To THE RIGHT HONOURABLE ------
I fear your lordship in your wonted zeal for the interest of your country will think this paper very unseasonable; but I am very confident not more than one man in this kingdom will be of your lordship’s judgment.
[Footnote 1: The two following severe letters are directly addressed to Lord Chief Justice Whitshed, and were generally circulated. They probably underwent Swift’s correction, though they have too much of a legal cast to have been written by the Dean himself.... They were, perhaps, composed by Mr. Robert Lindsay, distinguished by Swift in his letter to Lord Midleton, as an eminent lawyer, as well as a man of virtue and learning, whose legal advice he used during the whole controversy. [S.]
The present letters are taken from copies of the original broadsides in the South Kensington collection. [T.S.]]
In matters of law your opinion has from our first acquaintance entirely guided me, and the things you have assured me I might depend upon as law, have few of them escaped my memory, though I have had but little conversation with you since you first appeared in Parliament and moved the House to resolve, That it is the indispensable duty of the judges of this kingdom to go through their circuits; nor have I had any since you fell sick and was made solicitor-general.
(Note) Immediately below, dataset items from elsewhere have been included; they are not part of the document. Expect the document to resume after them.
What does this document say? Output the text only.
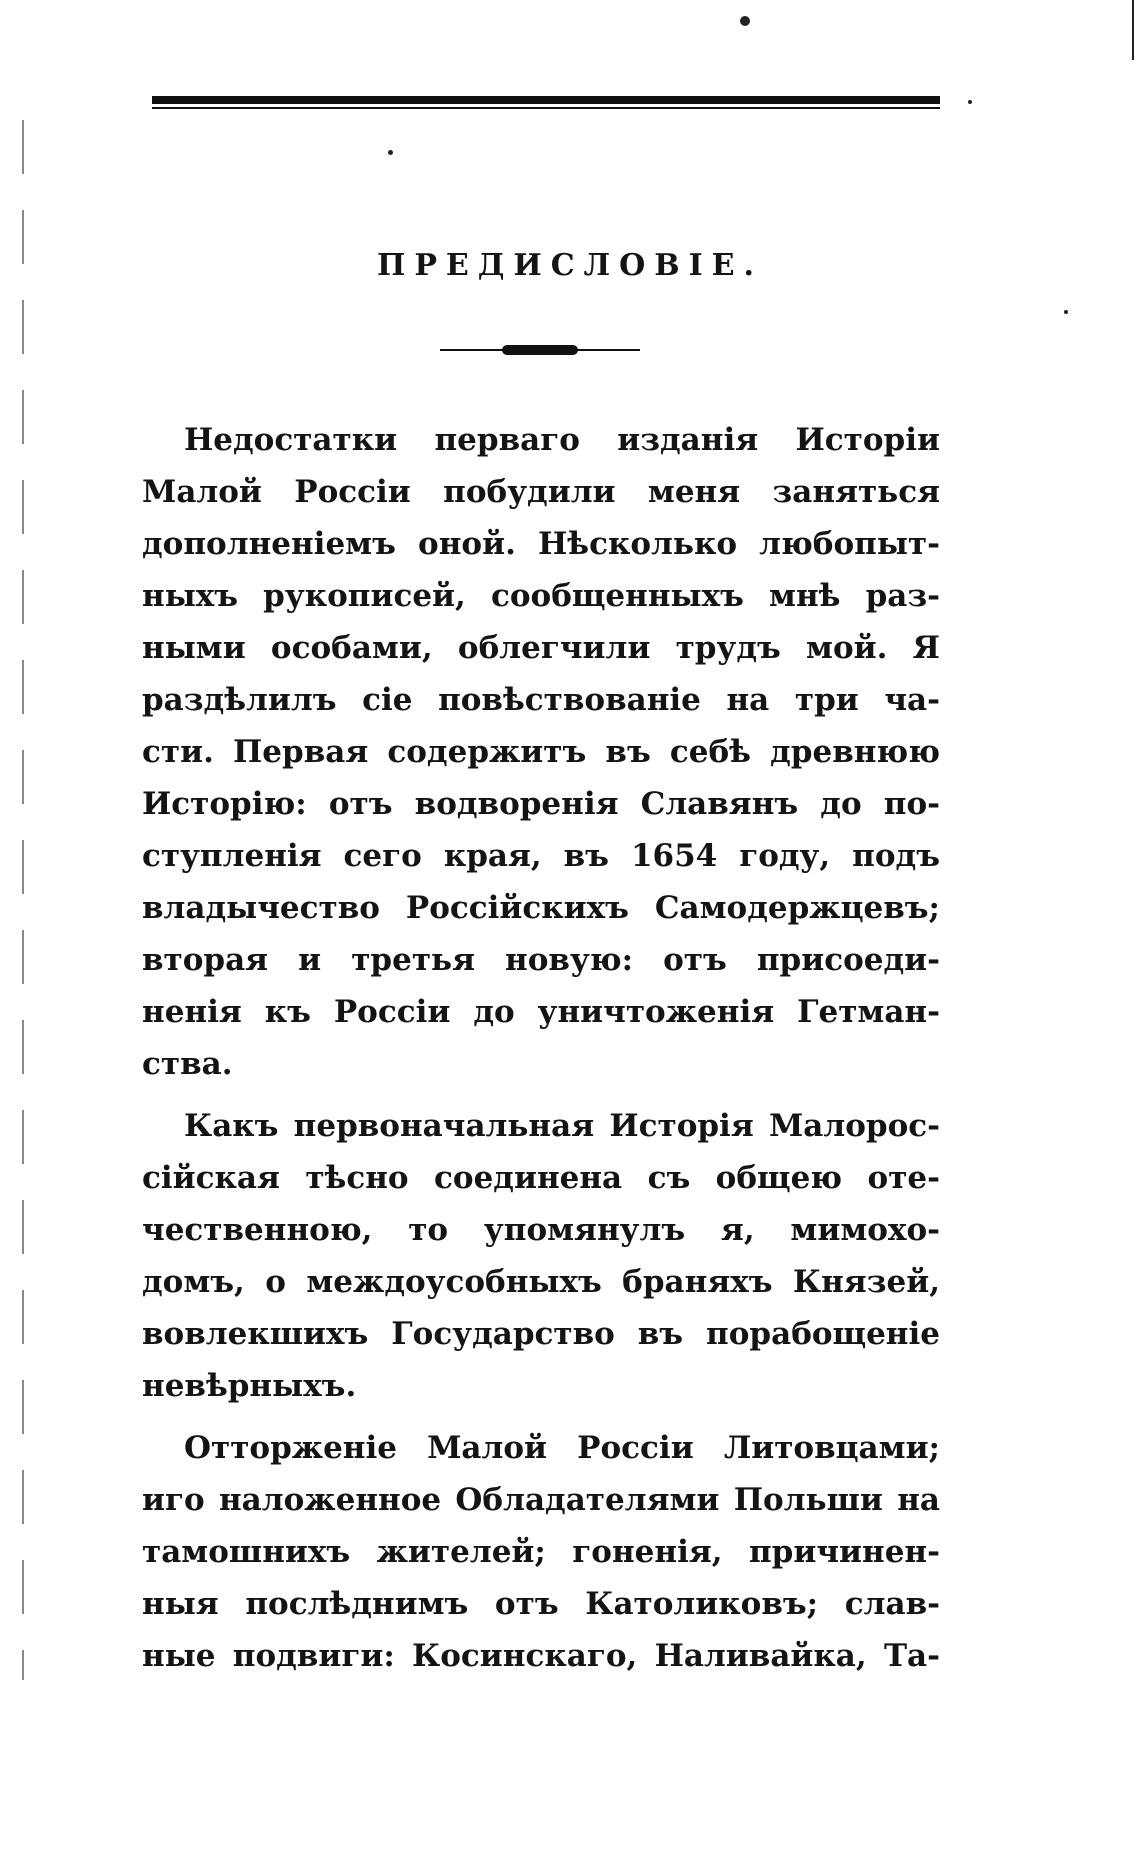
ПРЕДИСЛОВІЕ.
Недостатки перваго изданія Исторіи
Малой Россіи побудили меня заняться
дополненіемъ оной. Нѣсколько любопыт-
ныхъ рукописей, сообщенныхъ мнѣ раз-
ными особами, облегчили трудъ мой. Я
раздѣлилъ сіе повѣствованіе на три ча-
сти. Первая содержитъ въ себѣ древнюю
Исторію: отъ водворенія Славянъ до по-
ступленія сего края, въ 1654 году, подъ
владычество Россійскихъ Самодержцевъ;
вторая и третья новую: отъ присоеди-
ненія къ Россіи до уничтоженія Гетман-
ства.
Какъ первоначальная Исторія Малорос-
сійская тѣсно соединена съ общею оте-
чественною, то упомянулъ я, мимохо-
домъ, о междоусобныхъ браняхъ Князей,
вовлекшихъ Государство въ порабощеніе
невѣрныхъ.
Отторженіе Малой Россіи Литовцами;
иго наложенное Обладателями Польши на
тамошнихъ жителей; гоненія, причинен-
ныя послѣднимъ отъ Католиковъ; слав-
ные подвиги: Косинскаго, Наливайка, Та-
I have often heard your lordship affirm, and therefore I do affirm it, That the great ends for which grand juries were instituted, were the support of the government, the safety of every man’s life and fortune, it being necessary some should be trusted to inquire after all disturbers of the peace, that they might be prosecuted and brought to condign punishment; and it is no less needful for every man’s quiet and safety, that the trust of such inquisitions should be put into the hands of persons of understanding and integrity, that will suffer no man to be falsely accused or defamed; nor the lives of any to be put in jeopardy, by the malicious conspiracies of great or small, or the perjuries of any profligate wretches.
So material a part of our constitution are grand juries, so much does the security of every subject depend upon them, that though anciently the sheriff was by express law, chosen annually by the people of the county, and trusted with the power of the county, yet the law left not the election of grand juries to the will of the sheriff, but has described their qualifications, which if they have, and the sheriff return them, no man, nay no judge, can object to their being sworn, much less may they to their serving when sworn: And to prevent the discretionary power (a new-fashioned term) of these judges over juries, you used to say was made the statute of the 11th of Hen. 4.
Pardon me my lord if I venture to affirm, That a dissolving power is a breach of that law, or at least an evasion, as every citizen in Dublin in Sir Constantine Phipps’s time perfectly understood, that disapproving the aldermen lawfully returned to the Privy-council was in effect assuming the power of choosing and returning——But your lordship and I know dissolving and disapproving are different terms.